Gustav W. machte bei Joost Meldung. Er berichtete von Komplikationen. Das
russische Mädchen habe einfach nicht sterben wollen. Ein SS-Mann feuerte
einmal, zweimal auf sie, aber erst beim dritten Schuss fiel sie. In dem Moment,
als die Schützen irritiert waren, griff ein 25-jähriger sowjetischer
Hauptmann einen Spaten, schlug den SS-Mann nieder, sprang in den nahen Wald
und entkam.
»Heute wird man sagen müssen, daß Massenerschießungen
wie die auf dem Seelhorster Friedhof zwar auf dem Gebiet des Deutschen Reiches
nicht zu den alltäglichen Vorgängen gehörten; sie bildeten
aber die Praxis der SS, die besonders in den in den besetzten
osteuropäischen Gebieten angewendet wurde.

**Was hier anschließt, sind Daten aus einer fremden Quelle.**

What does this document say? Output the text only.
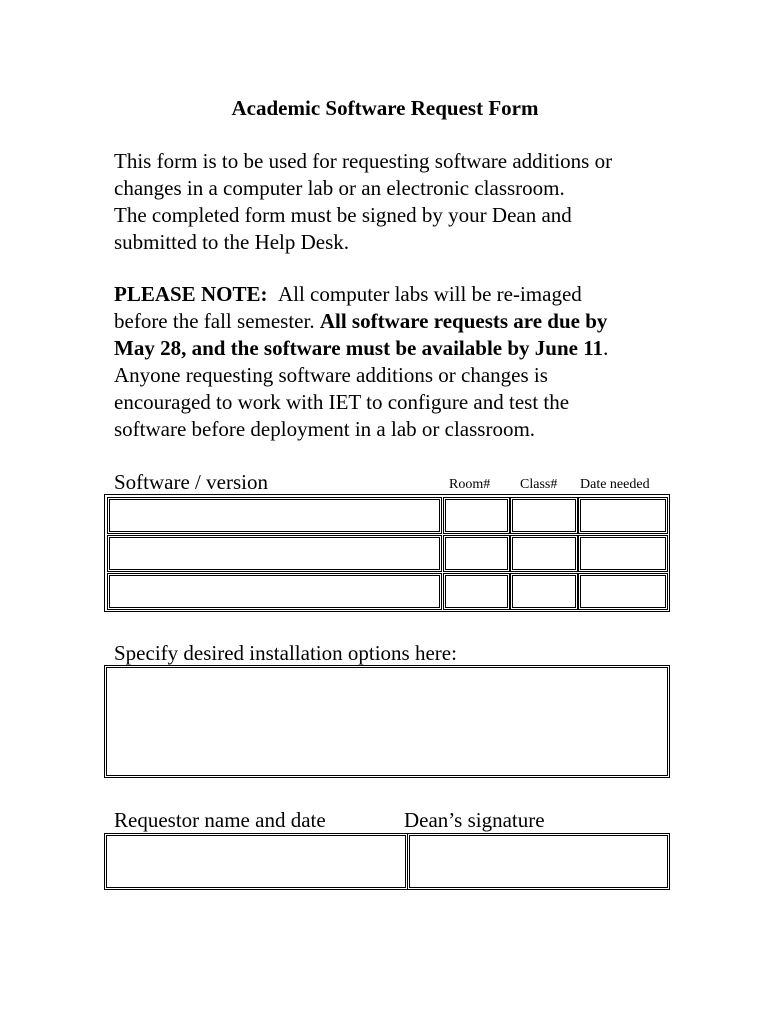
Academic Software Request Form
This form is to be used for requesting software additions or
changes in a computer lab or an electronic classroom.
The completed form must be signed by your Dean and
submitted to the Help Desk.
PLEASE NOTE: All computer labs will be re-imaged
before the fall semester. All software requests are due by
May 28, and the software must be available by June 11.
Anyone requesting software additions or changes is
encouraged to work with IET to configure and test the
software before deployment in a lab or classroom.
Software / version	Room# Class# Date needed
Specify desired installation options here:
Requestor name and date	Dean’s signature
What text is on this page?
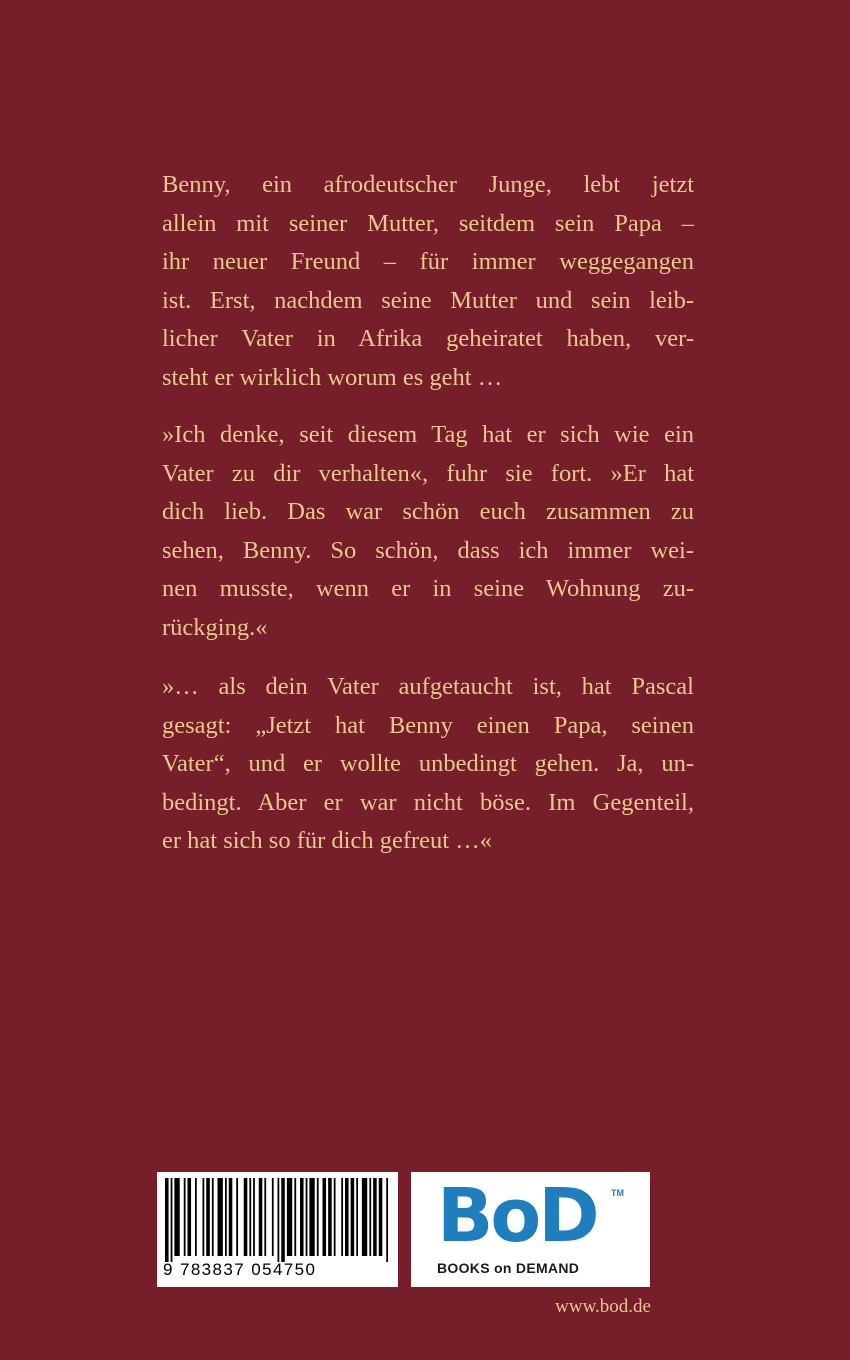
Benny, ein afrodeutscher Junge, lebt jetzt
allein mit seiner Mutter, seitdem sein Papa –
ihr neuer Freund – für immer weggegangen
ist. Erst, nachdem seine Mutter und sein leib-
licher Vater in Afrika geheiratet haben, ver-
steht er wirklich worum es geht …
»Ich denke, seit diesem Tag hat er sich wie ein
Vater zu dir verhalten«, fuhr sie fort. »Er hat
dich lieb. Das war schön euch zusammen zu
sehen, Benny. So schön, dass ich immer wei-
nen musste, wenn er in seine Wohnung zu-
rückging.«
»… als dein Vater aufgetaucht ist, hat Pascal
gesagt: „Jetzt hat Benny einen Papa, seinen
Vater“, und er wollte unbedingt gehen. Ja, un-
bedingt. Aber er war nicht böse. Im Gegenteil,
er hat sich so für dich gefreut …«
9 783837 054750
BoD TM
BOOKS on DEMAND
www.bod.de
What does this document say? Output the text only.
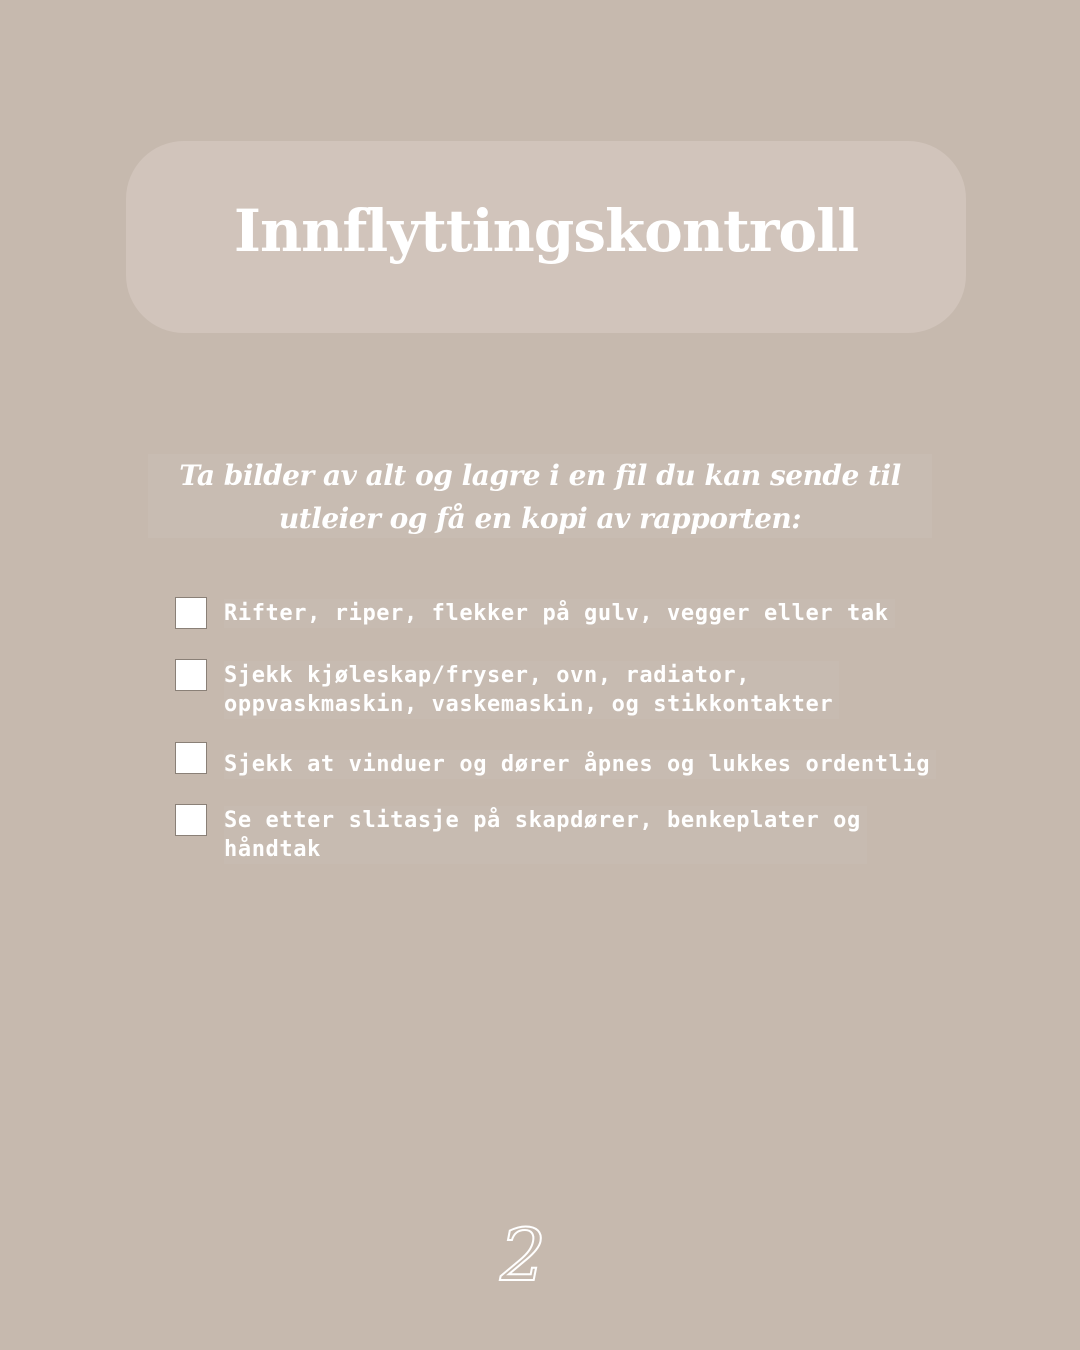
Innflyttingskontroll
Ta bilder av alt og lagre i en fil du kan sende til
utleier og få en kopi av rapporten:
Rifter, riper, flekker på gulv, vegger eller tak
Sjekk kjøleskap/fryser, ovn, radiator,
oppvaskmaskin, vaskemaskin, og stikkontakter
Sjekk at vinduer og dører åpnes og lukkes ordentlig
Se etter slitasje på skapdører, benkeplater og
håndtak
2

Die Methode der hannoverschen
Erschießung, die Art, wie man die Gefangenen, die das Grab geschaufelt
hatten, zunächst in kleinen Gruppen erschoß, dann in großen
den Rest, nachdem man diesen zunächst im Hintergrund gehalten hatte,
sprechen für eingeübte Routine. Sie ermöglichte es einer relativ
kleinen Wachmannschaft, eine große Zahl von Gefangenen zu töten.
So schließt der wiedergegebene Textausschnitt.